Sancar kendi arabasına, Yahya kendi arabasına binerken çalılardan uzaklaştım ve aşağıya doğru yürümeye başladım. Arabaları gözden kaybolurken, bende saklandığım yerden çıktım ve gözlerimi Kavruk'un üstüne diktim. Yıllar onu pek fazla değiştirmemişti. Sadece hepimiz gibi o da büyümüştü, şimdi ayaklarının yere daha sağlam bastığını anlayabiliyordum. Kendi etrafında dönerken beni görmesiyle ona el salladım. Yüzüme bir gülümseme yerleştirdim.
"Alaca kuş!" Şaşırmış ses tonuyla bana seslendi. "Ne işin var senin burada?" Etrafta kimsenin olmadığından emin olmak için şöyle bir bakındı. Ona doğru yürümeye devam ettim.
"Kızımı görmeye geldim."
"Ah be alaca kuş." Yüzünde üzgün bir ifade belirdi. Nedenini öğrenmek için kaşlarım merakla çatılmıştı. "Efem senin konağa girmeni yasakladı." Başını olumsuzca salladı.

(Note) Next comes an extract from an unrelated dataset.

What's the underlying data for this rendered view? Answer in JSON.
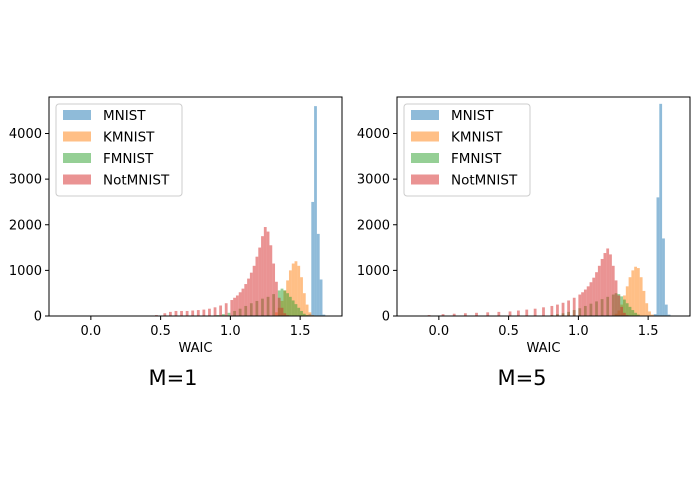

"Yok artık." Duyduklarımla zaten az olan keyfim, iyice kaçmıştı.
"Dün olanlardan sonra çok sinirlendi." Kollarını arkada birleştirerek bana bakmaya başladı. Onunda üzgün olduğunu anlayabiliyordum. Anlaşılan Sancar bana değil, evdeki herkese terör estiriyordu.
"Ama ben ona anlatmaya çalıştım. Beni dinlemedi bile." Ellerimle kendimi işaret ettim.

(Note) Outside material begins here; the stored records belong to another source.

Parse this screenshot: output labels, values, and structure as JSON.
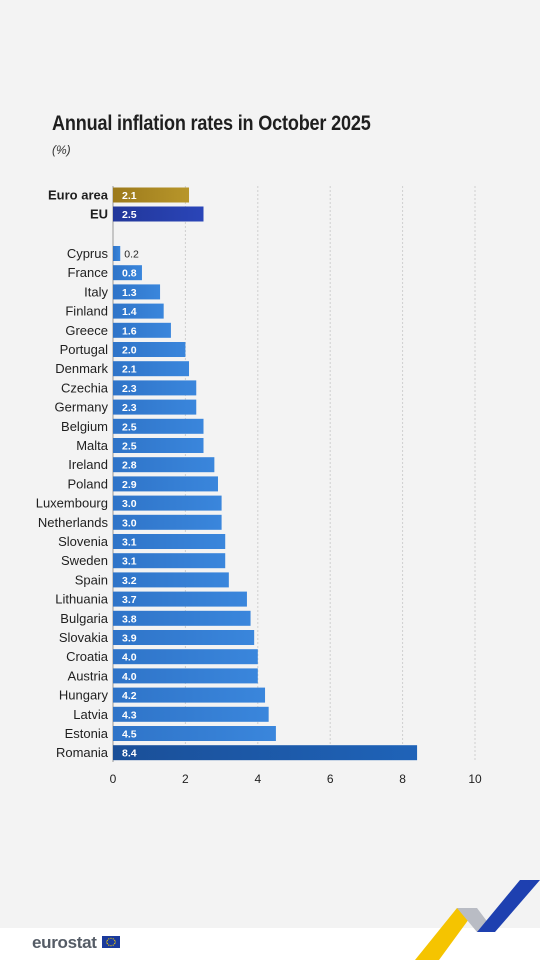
{
  "title": "Annual inflation rates in October 2025",
  "subtitle": "(%)",
  "brand": "eurostat",
  "colors": {
    "euro_area_bar": "#b8962a",
    "eu_bar": "#2a45b8",
    "country_bar": "#3a86dc",
    "romania_bar": "#1f63b8",
    "background": "#f3f3f3"
  },
  "chart_data": {
    "type": "bar",
    "orientation": "horizontal",
    "title": "Annual inflation rates in October 2025",
    "subtitle": "(%)",
    "xlabel": "",
    "ylabel": "",
    "xlim": [
      0,
      10
    ],
    "xticks": [
      0,
      2,
      4,
      6,
      8,
      10
    ],
    "grid": "vertical dashed",
    "aggregates": [
      {
        "name": "Euro area",
        "value": 2.1,
        "label": "2.1"
      },
      {
        "name": "EU",
        "value": 2.5,
        "label": "2.5"
      }
    ],
    "countries": [
      {
        "name": "Cyprus",
        "value": 0.2,
        "label": "0.2"
      },
      {
        "name": "France",
        "value": 0.8,
        "label": "0.8"
      },
      {
        "name": "Italy",
        "value": 1.3,
        "label": "1.3"
      },
      {
        "name": "Finland",
        "value": 1.4,
        "label": "1.4"
      },
      {
        "name": "Greece",
        "value": 1.6,
        "label": "1.6"
      },
      {
        "name": "Portugal",
        "value": 2.0,
        "label": "2.0"
      },
      {
        "name": "Denmark",
        "value": 2.1,
        "label": "2.1"
      },
      {
        "name": "Czechia",
        "value": 2.3,
        "label": "2.3"
      },
      {
        "name": "Germany",
        "value": 2.3,
        "label": "2.3"
      },
      {
        "name": "Belgium",
        "value": 2.5,
        "label": "2.5"
      },
      {
        "name": "Malta",
        "value": 2.5,
        "label": "2.5"
      },
      {
        "name": "Ireland",
        "value": 2.8,
        "label": "2.8"
      },
      {
        "name": "Poland",
        "value": 2.9,
        "label": "2.9"
      },
      {
        "name": "Luxembourg",
        "value": 3.0,
        "label": "3.0"
      },
      {
        "name": "Netherlands",
        "value": 3.0,
        "label": "3.0"
      },
      {
        "name": "Slovenia",
        "value": 3.1,
        "label": "3.1"
      },
      {
        "name": "Sweden",
        "value": 3.1,
        "label": "3.1"
      },
      {
        "name": "Spain",
        "value": 3.2,
        "label": "3.2"
      },
      {
        "name": "Lithuania",
        "value": 3.7,
        "label": "3.7"
      },
      {
        "name": "Bulgaria",
        "value": 3.8,
        "label": "3.8"
      },
      {
        "name": "Slovakia",
        "value": 3.9,
        "label": "3.9"
      },
      {
        "name": "Croatia",
        "value": 4.0,
        "label": "4.0"
      },
      {
        "name": "Austria",
        "value": 4.0,
        "label": "4.0"
      },
      {
        "name": "Hungary",
        "value": 4.2,
        "label": "4.2"
      },
      {
        "name": "Latvia",
        "value": 4.3,
        "label": "4.3"
      },
      {
        "name": "Estonia",
        "value": 4.5,
        "label": "4.5"
      },
      {
        "name": "Romania",
        "value": 8.4,
        "label": "8.4"
      }
    ]
  }
}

"Sefirin kızı Melek'le görüşmeyecek dedi."
Elimi saçlarıma daldırarak derin bir nefes aldım. Bu konağa girmenin bir yolu olmalıydı. Kavruk'un bana hayır diyemeyeceğini biliyordum. O, bu evin yumuşak noktasıydı. Beni bu eve bir tek o sokabilirdi.

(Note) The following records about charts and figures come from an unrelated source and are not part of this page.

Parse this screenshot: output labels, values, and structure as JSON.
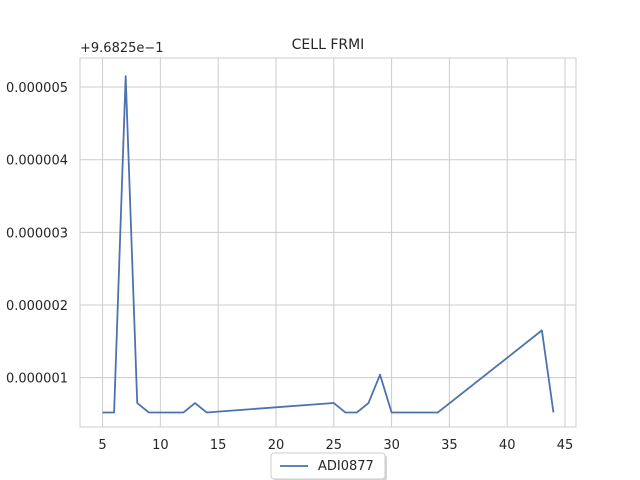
{
  "chart_data": {
    "type": "line",
    "title": "CELL FRMI",
    "xlabel": "",
    "ylabel": "",
    "y_offset_label": "+9.6825e−1",
    "xlim": [
      3.05,
      45.95
    ],
    "ylim": [
      3.2e-07,
      5.4e-06
    ],
    "x_ticks": [
      5,
      10,
      15,
      20,
      25,
      30,
      35,
      40,
      45
    ],
    "x_tick_labels": [
      "5",
      "10",
      "15",
      "20",
      "25",
      "30",
      "35",
      "40",
      "45"
    ],
    "y_ticks": [
      1e-06,
      2e-06,
      3e-06,
      4e-06,
      5e-06
    ],
    "y_tick_labels": [
      "0.000001",
      "0.000002",
      "0.000003",
      "0.000004",
      "0.000005"
    ],
    "grid": true,
    "legend_position": "bottom-center",
    "series": [
      {
        "name": "ADI0877",
        "color": "#4c72b0",
        "x": [
          5,
          6,
          7,
          8,
          9,
          10,
          11,
          12,
          13,
          14,
          25,
          26,
          27,
          28,
          29,
          30,
          31,
          32,
          33,
          34,
          43,
          44
        ],
        "y": [
          5.2e-07,
          5.2e-07,
          5.15e-06,
          6.5e-07,
          5.2e-07,
          5.2e-07,
          5.2e-07,
          5.2e-07,
          6.5e-07,
          5.2e-07,
          6.5e-07,
          5.2e-07,
          5.2e-07,
          6.5e-07,
          1.04e-06,
          5.2e-07,
          5.2e-07,
          5.2e-07,
          5.2e-07,
          5.2e-07,
          1.65e-06,
          5.2e-07
        ]
      }
    ]
  }
}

"Melek'le konuşmam lazım." Elimle konağı gösterdim. "Beni neredeyse bir gündür görmüyor, merak etmiştir." Bahçe kapısına doğru bir adım atınca önüme geçti. Ne yapıyordu?
"Üzgünüm alaca kuş." Kaşlarını havaya kaldırdı. "Sancar Efe ile konuşsan daha iyi olur."
Sabır bardağımı taşıran son damla buydu. "Benim adım Nare!" Sesimin tonu yükselirken derin bir nefes aldım. Şaşırmış bir şekilde bana bakıyordu.
Kavruk da onun tarafını tutuyordu. Yılların onda hiçbir şey değiştirmediğini düşünürken fena halde yanılmıştım. Buradaki herkes Sancar'ın yörüngesindeydi, hatta bütün Muğla buna dahildi. Neden bu adamı herkes dinliyordu? Onlara dost, bir tek bana mı düşmandı? Ona tapmayan Allah'ın bir kulu bile yok muydu?
"Gediz'le görüşmemi de yasaklamıştır kesin." Bir elim belimde ona bakarak sordum. Birden aklıma o gelmişti. Ona bir şekilde haber vermem gerekiyordu. Tek başıma bu işin altından kalkamayacaktım. Pekâlâ, bir şekilde hallederdim belki ama Gediz işin içinde olursa süreç daha hızlı işleyebilirdi.
Kavruk başını hayır anlamında salladı. "Melek'le görüşemeyeceğini söyledi, Gediz Ağayla ilgili bir şey söylemedi."
Gediz Ağa. Yüzümde bir gülümseme belirdi. Eğer onu hiç tanımasaydım ağa olduğuna inanabilirdim. Yıllarını yurtdışında geçirmiş bir kişinin alabileceği en son sıfat ağalık olurdu herhalde.
ŞİMDİ OKUDUĞUN
Tamam Mı, Devam Mı?
FanficSeninle beraber bir ev yapmaya çalıştım. Ama kapılar başka tuzaklara açıldı, merdivenler ise bir koridora çıkmadı. Değişmeye başladım. Çenemi kapalı tutmaya, daha ağır başlı, daha güzel, daha az uyanık olmaya çalıştım. Sonra da beni öldürdün, hem de...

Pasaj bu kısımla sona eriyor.